# scissor prop question



## ststock23 (Oct 20, 2008)

Hey all, before I start hacking apart metal, I'm looking for opinions. I have a couple of 1" bore with 12" throw cylinders around. How long will I have to make each arm of the scissor? Is the cylinder too long to use for this? Any thoughts appreciated.


----------



## Shift (Oct 19, 2013)

I can snap a photo of the one I built last year when I get back home. I just bolted the ends and centres (alternates) then played with the cylinder mounting location until it worked out


----------



## ststock23 (Oct 20, 2008)

Thanks, that would be helpful. Did you have a 12" throw on yours?


----------



## Shift (Oct 19, 2013)

ststock23 said:


> Hey all, before I start hacking apart metal, I'm looking for opinions. I have a couple of 1" bore with 12" throw cylinders around. How long will I have to make each arm of the scissor? Is the cylinder too long to use for this? Any thoughts appreciated.


Mine is easily 2' plus


----------



## Riff_JunkieSFR (Jul 11, 2011)

This video really helped me out when I built one last year.


----------



## Joe_31st (Aug 20, 2013)

Shift said:


> Mine is easily 2' plus


What's the bore and stroke size of that cylinder?


----------



## HavenHaunt (May 17, 2013)

I'm sure you have already built your scissor but this may help others. This is one that I made last year. It uses a 1 1/16" dia. bore and 6" stroke. Good Luck


----------



## HavenHaunt (May 17, 2013)

And for some reason my picture is not showing up.


----------



## HavenHaunt (May 17, 2013)

Lets try this one more time.


----------



## hauntedyards (Mar 24, 2005)

That's a neat design... Generally you want to mount your cylinder in a way that the weight of the prop isn't putting shear force on the rod when extended. The picture further up the piston rod when extended will be taking a lot of weight in the wrong direction (may warp or stress seals). This can be eliminated by using castors on the bottom of the scissor where the piston meets the assembly. You don't NEED wheels as even a slider would help, but wheels give you friction free access to all that pistons power.


----------



## gadget-evilusions (Jan 26, 2007)

Here is mine, using a 2" bore by 9" stroke cylinder. I could have went longer, but this size cylinder is a standard stock of mine. This throws the body bar on the end 60"


----------



## Joe_31st (Aug 20, 2013)

gadget-evilusions said:


> Here is mine, using a 2" bore by 9" stroke cylinder. I could have went longer, but this size cylinder is a standard stock of mine. This throws the body bar on the end 60"
> 
> shootacorpsev2.AVI - YouTube


Wow...I love the simplicity of this design. Do you have any build specs or a build list or maybe even a build thread?


----------



## niblique71 (Dec 2, 2009)

HavenHaunt said:


> Lets try this one more time.


I LOVE this take on the scissor mech. I can see the movement as a Swooping upward arc as the prop gets thrust forward... So Cool. I'm going to build one of these for 2014


----------



## gadget-evilusions (Jan 26, 2007)

Joe_31st said:


> Wow...I love the simplicity of this design. Do you have any build specs or a build list or maybe even a build thread?

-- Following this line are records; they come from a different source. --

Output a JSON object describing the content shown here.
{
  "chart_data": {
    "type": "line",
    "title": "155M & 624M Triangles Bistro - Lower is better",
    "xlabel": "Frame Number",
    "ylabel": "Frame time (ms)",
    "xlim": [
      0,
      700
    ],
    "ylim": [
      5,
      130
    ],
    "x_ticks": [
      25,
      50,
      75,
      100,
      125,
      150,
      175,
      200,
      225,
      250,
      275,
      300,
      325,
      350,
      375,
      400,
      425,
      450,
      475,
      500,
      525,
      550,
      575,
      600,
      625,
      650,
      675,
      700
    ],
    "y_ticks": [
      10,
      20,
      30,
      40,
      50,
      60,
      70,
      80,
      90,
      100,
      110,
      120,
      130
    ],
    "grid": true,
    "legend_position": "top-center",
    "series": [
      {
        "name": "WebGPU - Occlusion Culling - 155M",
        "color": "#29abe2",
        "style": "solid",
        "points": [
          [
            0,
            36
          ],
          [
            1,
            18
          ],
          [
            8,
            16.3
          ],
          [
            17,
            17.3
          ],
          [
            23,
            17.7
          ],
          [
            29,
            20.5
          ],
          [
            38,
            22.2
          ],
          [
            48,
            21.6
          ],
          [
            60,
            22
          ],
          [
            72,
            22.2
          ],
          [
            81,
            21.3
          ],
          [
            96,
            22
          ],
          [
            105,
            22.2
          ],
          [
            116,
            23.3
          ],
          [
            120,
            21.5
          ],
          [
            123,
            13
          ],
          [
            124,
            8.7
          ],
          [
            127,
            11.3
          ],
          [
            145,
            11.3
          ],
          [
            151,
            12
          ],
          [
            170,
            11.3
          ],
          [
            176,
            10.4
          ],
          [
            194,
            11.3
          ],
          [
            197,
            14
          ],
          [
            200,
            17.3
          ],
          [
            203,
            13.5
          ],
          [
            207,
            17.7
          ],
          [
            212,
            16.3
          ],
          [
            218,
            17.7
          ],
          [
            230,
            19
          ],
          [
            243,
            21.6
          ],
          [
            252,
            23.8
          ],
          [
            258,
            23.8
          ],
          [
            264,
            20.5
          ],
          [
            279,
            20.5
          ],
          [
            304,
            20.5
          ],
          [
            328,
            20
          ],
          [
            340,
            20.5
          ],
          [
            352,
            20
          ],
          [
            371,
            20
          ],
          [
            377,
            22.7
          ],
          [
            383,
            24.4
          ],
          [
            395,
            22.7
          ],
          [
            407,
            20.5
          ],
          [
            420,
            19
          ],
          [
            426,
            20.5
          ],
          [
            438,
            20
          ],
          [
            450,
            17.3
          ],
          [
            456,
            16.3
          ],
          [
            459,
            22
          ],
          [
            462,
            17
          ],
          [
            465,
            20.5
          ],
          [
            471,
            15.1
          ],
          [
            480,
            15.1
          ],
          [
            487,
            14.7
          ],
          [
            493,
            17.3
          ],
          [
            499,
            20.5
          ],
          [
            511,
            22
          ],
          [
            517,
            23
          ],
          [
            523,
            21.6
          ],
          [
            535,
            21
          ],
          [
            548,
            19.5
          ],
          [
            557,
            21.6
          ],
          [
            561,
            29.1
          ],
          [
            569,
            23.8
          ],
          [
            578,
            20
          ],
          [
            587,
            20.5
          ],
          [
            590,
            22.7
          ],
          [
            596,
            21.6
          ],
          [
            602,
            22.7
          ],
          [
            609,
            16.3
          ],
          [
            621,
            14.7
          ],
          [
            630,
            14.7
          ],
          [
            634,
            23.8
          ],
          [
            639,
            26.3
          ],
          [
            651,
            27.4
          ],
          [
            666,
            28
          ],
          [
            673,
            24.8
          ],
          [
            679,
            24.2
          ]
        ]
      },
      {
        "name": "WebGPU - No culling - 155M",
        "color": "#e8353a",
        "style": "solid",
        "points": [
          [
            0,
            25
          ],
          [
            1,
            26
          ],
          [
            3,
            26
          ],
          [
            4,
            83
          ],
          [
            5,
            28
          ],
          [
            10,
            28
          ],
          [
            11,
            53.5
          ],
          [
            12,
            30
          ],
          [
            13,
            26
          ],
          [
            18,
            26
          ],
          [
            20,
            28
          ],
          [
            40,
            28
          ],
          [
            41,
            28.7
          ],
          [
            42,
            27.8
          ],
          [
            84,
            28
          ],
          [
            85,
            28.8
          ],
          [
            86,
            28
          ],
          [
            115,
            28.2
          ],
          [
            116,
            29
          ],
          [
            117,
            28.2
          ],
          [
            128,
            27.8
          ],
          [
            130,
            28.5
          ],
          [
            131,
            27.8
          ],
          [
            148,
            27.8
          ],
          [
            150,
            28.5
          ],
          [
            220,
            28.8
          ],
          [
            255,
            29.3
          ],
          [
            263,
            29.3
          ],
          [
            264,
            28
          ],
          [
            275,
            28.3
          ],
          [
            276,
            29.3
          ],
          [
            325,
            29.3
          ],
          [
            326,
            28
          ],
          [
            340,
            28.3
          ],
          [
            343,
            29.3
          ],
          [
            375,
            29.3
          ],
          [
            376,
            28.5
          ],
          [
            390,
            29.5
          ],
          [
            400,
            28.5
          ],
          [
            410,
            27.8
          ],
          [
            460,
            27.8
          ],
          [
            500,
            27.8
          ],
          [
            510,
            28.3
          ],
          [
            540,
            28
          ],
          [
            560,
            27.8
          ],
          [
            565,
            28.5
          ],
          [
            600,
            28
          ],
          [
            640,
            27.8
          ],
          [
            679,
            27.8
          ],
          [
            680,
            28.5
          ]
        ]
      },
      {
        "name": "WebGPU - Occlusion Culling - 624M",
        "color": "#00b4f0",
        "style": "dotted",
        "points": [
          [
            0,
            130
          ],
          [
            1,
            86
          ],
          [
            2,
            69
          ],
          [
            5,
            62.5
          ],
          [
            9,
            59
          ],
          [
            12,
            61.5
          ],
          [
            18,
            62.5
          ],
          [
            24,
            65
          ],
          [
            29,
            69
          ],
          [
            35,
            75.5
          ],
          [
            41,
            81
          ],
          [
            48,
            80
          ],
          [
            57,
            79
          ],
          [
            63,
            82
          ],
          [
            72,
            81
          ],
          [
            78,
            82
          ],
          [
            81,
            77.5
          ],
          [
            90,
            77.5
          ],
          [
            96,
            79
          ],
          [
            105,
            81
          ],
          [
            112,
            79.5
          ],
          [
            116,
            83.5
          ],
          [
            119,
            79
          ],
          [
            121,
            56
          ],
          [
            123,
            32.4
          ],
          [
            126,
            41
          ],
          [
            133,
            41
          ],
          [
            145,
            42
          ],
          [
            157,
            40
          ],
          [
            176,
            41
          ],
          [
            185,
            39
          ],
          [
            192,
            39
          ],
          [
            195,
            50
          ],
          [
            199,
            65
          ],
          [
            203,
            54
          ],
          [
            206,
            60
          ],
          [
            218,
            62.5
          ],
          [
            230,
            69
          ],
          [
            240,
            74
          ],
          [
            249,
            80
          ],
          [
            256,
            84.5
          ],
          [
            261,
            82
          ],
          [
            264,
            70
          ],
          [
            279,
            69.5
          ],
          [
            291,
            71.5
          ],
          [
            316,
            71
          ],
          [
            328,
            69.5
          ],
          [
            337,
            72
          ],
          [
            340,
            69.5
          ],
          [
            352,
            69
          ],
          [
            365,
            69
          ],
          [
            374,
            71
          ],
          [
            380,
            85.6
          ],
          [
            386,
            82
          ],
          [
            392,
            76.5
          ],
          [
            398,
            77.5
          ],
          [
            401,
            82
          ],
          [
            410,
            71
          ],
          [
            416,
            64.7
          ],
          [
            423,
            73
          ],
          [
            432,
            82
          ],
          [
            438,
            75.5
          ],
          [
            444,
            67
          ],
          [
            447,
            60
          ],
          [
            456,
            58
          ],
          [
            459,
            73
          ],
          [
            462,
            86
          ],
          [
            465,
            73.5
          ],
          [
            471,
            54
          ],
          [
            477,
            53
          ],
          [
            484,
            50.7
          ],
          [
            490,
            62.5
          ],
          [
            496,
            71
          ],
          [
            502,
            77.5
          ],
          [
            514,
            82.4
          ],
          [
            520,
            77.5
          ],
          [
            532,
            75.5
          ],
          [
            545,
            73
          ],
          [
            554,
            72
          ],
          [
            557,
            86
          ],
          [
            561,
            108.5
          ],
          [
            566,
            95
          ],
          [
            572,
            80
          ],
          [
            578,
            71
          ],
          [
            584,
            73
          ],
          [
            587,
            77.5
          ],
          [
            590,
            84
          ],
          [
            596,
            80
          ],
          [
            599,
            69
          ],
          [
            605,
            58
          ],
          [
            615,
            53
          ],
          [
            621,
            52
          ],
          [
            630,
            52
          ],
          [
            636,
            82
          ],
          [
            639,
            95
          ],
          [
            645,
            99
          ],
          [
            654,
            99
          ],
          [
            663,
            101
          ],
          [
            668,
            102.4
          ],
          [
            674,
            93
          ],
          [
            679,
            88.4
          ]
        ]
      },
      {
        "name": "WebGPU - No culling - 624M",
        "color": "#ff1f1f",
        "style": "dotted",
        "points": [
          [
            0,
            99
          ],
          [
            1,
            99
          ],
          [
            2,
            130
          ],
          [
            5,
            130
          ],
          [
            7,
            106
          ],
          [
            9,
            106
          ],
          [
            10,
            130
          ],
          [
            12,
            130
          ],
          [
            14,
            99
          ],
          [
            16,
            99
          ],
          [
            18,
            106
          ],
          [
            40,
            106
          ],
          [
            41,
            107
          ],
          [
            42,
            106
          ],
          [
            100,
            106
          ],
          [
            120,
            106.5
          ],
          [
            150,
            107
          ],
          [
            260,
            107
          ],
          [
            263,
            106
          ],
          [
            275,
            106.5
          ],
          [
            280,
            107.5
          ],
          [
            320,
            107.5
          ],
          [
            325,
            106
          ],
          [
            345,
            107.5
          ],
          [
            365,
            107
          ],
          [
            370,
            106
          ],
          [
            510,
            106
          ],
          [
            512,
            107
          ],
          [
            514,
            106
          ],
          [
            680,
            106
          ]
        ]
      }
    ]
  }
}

No build thread as this only took me a day. As for the specs, I make fully CAD drawings of my designs before I build them. Since I sell the mechanisms, I generally do not make public the actual dimensions. I can say this particular design uses 1/2" id bushings, shoulder bolts, and 1/2" id thrust bearings on every connection point on the scissor it self. I use a linear bearing and pillow block bearings to support the moving point of the scissor where the cylinder is attached.


----------



## Joe_31st (Aug 20, 2013)

gadget-evilusions said:


> No build thread as this only took me a day. As for the specs, I make fully CAD drawings of my designs before I build them. Since I sell the mechanisms, I generally do not make public the actual dimensions. I can say this particular design uses 1/2" id bushings, shoulder bolts, and 1/2" id thrust bearings on every connection point on the scissor it self. I use a linear bearing and pillow block bearings to support the moving point of the scissor where the cylinder is attached.


Ah, I see! I didn't even notice your sig. Makes total sense. Well, great design!


----------